All night and all the day they kept riding, weary beyond weary in their saddles. When they bivouacked the second night, they built no fire, ate only jerked meat, took only the briefest moments for love, and slept the sleep of the dead.
Tomás expected to honeymoon at the fort. Bent would have no part of it.
“You killed a sentry?” he squeaked. His voice, naturally high, got shrill when he was emotional.
“I had to,” Tomás said.
Bent said something to Grass in Cheyenne, and it wasn’t polite.
She threw words back at him, and he threw some at her. Finally, Bent turned back to Tomás. “She’s proud that you were willing to kill a man to get her.” He looked from one to the one other. “Which shows that you’re both idiots.”
He thought a minute, fuming, and told them to follow him to the trade room. There he got out some sausage-shaped containers of pemmican and handed them to Grass. “Yellow Eye and the rest will be here today or tomorrow,” he said. “I can’t save you from them, and wouldn’t if I could. I have to live with them. So get the hell out of here.”
“What do I owe you for the pemmican?” asked Tomás.
&nb
sp; “Nothing. It’s worth it to get rid of you.”

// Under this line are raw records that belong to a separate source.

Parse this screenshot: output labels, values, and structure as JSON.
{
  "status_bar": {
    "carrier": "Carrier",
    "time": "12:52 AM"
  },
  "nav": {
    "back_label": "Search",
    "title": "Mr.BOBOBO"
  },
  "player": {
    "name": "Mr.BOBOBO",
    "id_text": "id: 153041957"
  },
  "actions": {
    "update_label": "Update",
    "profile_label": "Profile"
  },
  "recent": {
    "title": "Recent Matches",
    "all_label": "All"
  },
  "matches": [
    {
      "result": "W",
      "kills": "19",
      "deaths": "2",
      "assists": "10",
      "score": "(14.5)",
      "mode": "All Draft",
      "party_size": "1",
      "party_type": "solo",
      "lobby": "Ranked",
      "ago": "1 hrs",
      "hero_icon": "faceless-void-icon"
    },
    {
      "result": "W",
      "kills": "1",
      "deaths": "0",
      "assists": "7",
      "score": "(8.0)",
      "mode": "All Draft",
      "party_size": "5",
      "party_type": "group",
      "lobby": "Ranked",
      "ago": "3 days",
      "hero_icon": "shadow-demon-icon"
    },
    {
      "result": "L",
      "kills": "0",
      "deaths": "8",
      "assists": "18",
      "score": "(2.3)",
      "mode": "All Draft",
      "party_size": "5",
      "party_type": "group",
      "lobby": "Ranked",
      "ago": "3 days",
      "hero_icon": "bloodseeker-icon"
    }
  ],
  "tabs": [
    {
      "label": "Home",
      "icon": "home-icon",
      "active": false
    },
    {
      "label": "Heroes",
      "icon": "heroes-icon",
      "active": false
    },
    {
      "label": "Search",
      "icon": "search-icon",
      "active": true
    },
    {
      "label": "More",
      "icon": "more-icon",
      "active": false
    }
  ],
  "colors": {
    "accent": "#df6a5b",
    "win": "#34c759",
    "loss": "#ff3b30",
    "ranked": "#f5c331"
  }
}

Bent followed them to find Baptiste.
The Frenchy was glad to see them, but not at all surprised.
Tomás told him their story.
“Past time to get gone,” Baptiste agreed.
Quickly, they were packed and ready to ride.
“Where are you going?”
“Taos,” said Baptiste.
“I’ll tell them you rode west toward Walkara. Now get out of here.”
“I think it is immoral to take a woman by trade, like she was livestock,” Tomás declared.
“And not immoral,” said Bent, “to kill a man to get her?”
52
Sam Morgan approached Boiling Fountain Creek carefully. The creek leapt down the eastern slopes of Zebulon Pike’s big mountain. At one spot, before the steep slopes turned into rolling hills, the creek bubbled up about a dozen springs of fizzy water. It was carbonated, said the doctor who trekked out here with the army exploring expedition, and claimed that it was a remarkable tonic for the digestive system. Generations of Indians could have told him that. Cheyennes, Arapahos and Utes came from a hundred miles around and more to drink the cold, medicinal waters. For the last decade or so, the beaver men did the same. Sam liked to say, “That water eases my digestion and smooths the feathers of my spirits.”
Since Boiling Fountain Creek was a goal for pilgrims, it was considered sacred ground, and neutral, all comers welcome.
Which did not mean that a lone white man would be entirely safe here.
White man—Sam was sick of the term. Out here in the mountains it meant the beaver trappers, half of them not white but French-Canadian, Delaware, Iroquois, or Mexican. And even the white ones were making a new generation that blended white and red. Whenever anyone said “white man,” Sam immediately thought of Esperanza, Tomás, Azul, and Rojo, with the spritzes of different blood in their veins, and was petrified about their futures.
Now Sam tied Paladin and the pack mule, eased up to the ridge, lay flat, and glassed the Boiling Fountain Creek thoroughly with his field glass for danger.